No, C doesn't have the concept of compile time evaluation of functions and not even of symbolic constants if they are of type double. The only way to have them as immediate operand would be to precompute them and then to define them in macros. This is the way the C library does it for pi for example.
If you check the code and the compiler is not hoisting the constant values out of the loop, then do so yourself.
If the arguments to the trig functions are constant as in your sample code, then either pre-compute them yourself, or make them static variables so they are only computed once. If they vary between calls, but are constant within the loop then move them to outside the loop. If they vary between iterations of the loop, then a look-up table may be faster, but if that is acceptable accuracy then implementing your own trig functions which halt the calculation at a lower accuracy is also an option.
I am struck with awe by Christoph's answer above.
So nothing needs to be done in this case, where gcc has some knowledge about the math functions. But if you have a function (maybe implemented by you) which cannot be calculated by your C compiler or if your C compiler is not so clever (or you need to fill complicated data structures or some other reason) you can use some higher level language to act as macroprocessor. In the past, I have used eRuby for this purpose, but (ePerl should work very well too and is another obvious readily available and more or less comfortable choice.
You can specify make rules for transforming files with extension .eruby (or .eperl or whatever) to files with that extension stripped out so that, for example, if you write files module.c.eruby or module.h.eruby then make automatically knows how to generate module.c or module.h, respectively, and keeps them up-to-date. In your make rule you can easily add generation of comment that warns editing the file directly.

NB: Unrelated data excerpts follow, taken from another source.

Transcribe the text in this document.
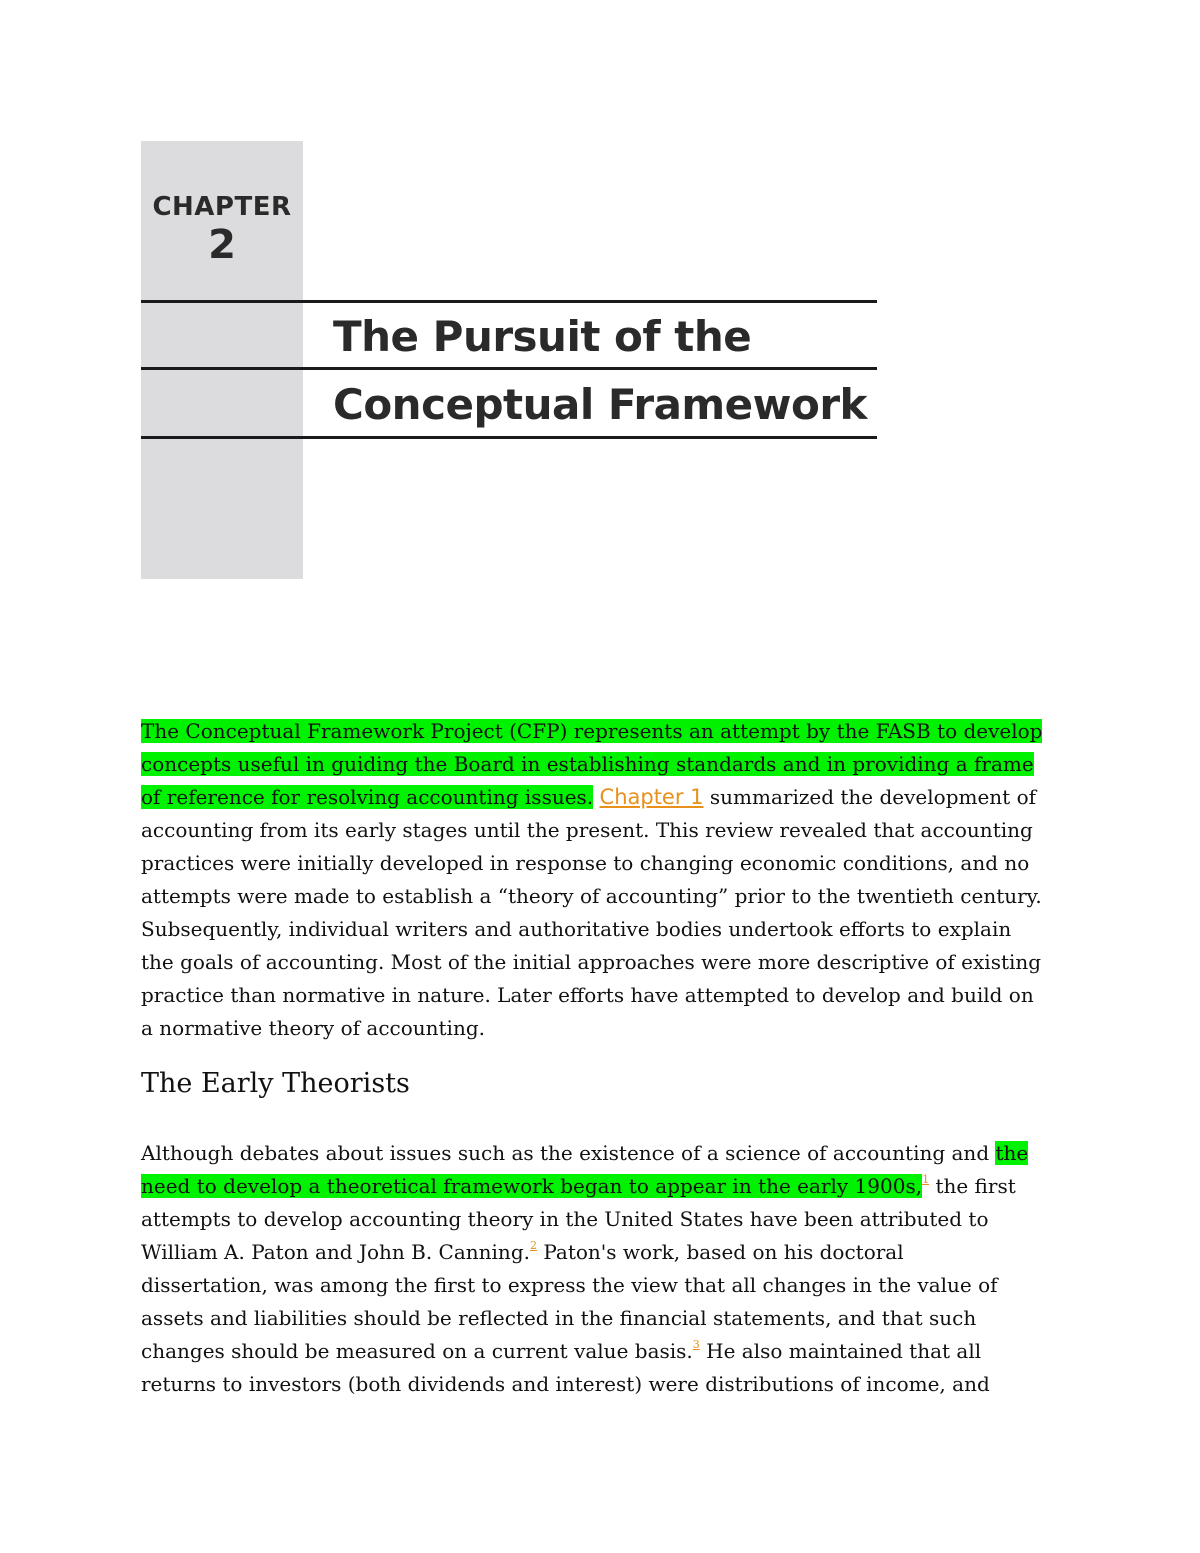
CHAPTER
2
The Pursuit of the
Conceptual Framework
The Conceptual Framework Project (CFP) represents an attempt by the FASB to develop
concepts useful in guiding the Board in establishing standards and in providing a frame
of reference for resolving accounting issues. Chapter 1 summarized the development of
accounting from its early stages until the present. This review revealed that accounting
practices were initially developed in response to changing economic conditions, and no
attempts were made to establish a “theory of accounting” prior to the twentieth century.
Subsequently, individual writers and authoritative bodies undertook efforts to explain
the goals of accounting. Most of the initial approaches were more descriptive of existing
practice than normative in nature. Later efforts have attempted to develop and build on
a normative theory of accounting.
The Early Theorists
Although debates about issues such as the existence of a science of accounting and the
need to develop a theoretical framework began to appear in the early 1900s,$^1$ the first
attempts to develop accounting theory in the United States have been attributed to
William A. Paton and John B. Canning.$^2$ Paton's work, based on his doctoral
dissertation, was among the first to express the view that all changes in the value of
assets and liabilities should be reflected in the financial statements, and that such
changes should be measured on a current value basis.$^3$ He also maintained that all
returns to investors (both dividends and interest) were distributions of income, and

If you are using Windows or something similar, then I am out of my depths in explaining how to add support for running this transformation automatically for you by your favorite IDE. But I believe it should be possible, or you could just run make outside of your IDE whenever you need to change those .eruby (or whatever) files.
By the way, I have seen that with incredibly small lines of code I have seen eLua implemented to use Lua as a macro language. Of course any other scripting language with support for regular expressions and flexible layout rules should work as well (but Python is malsuited for this purpose due to strict white space rules).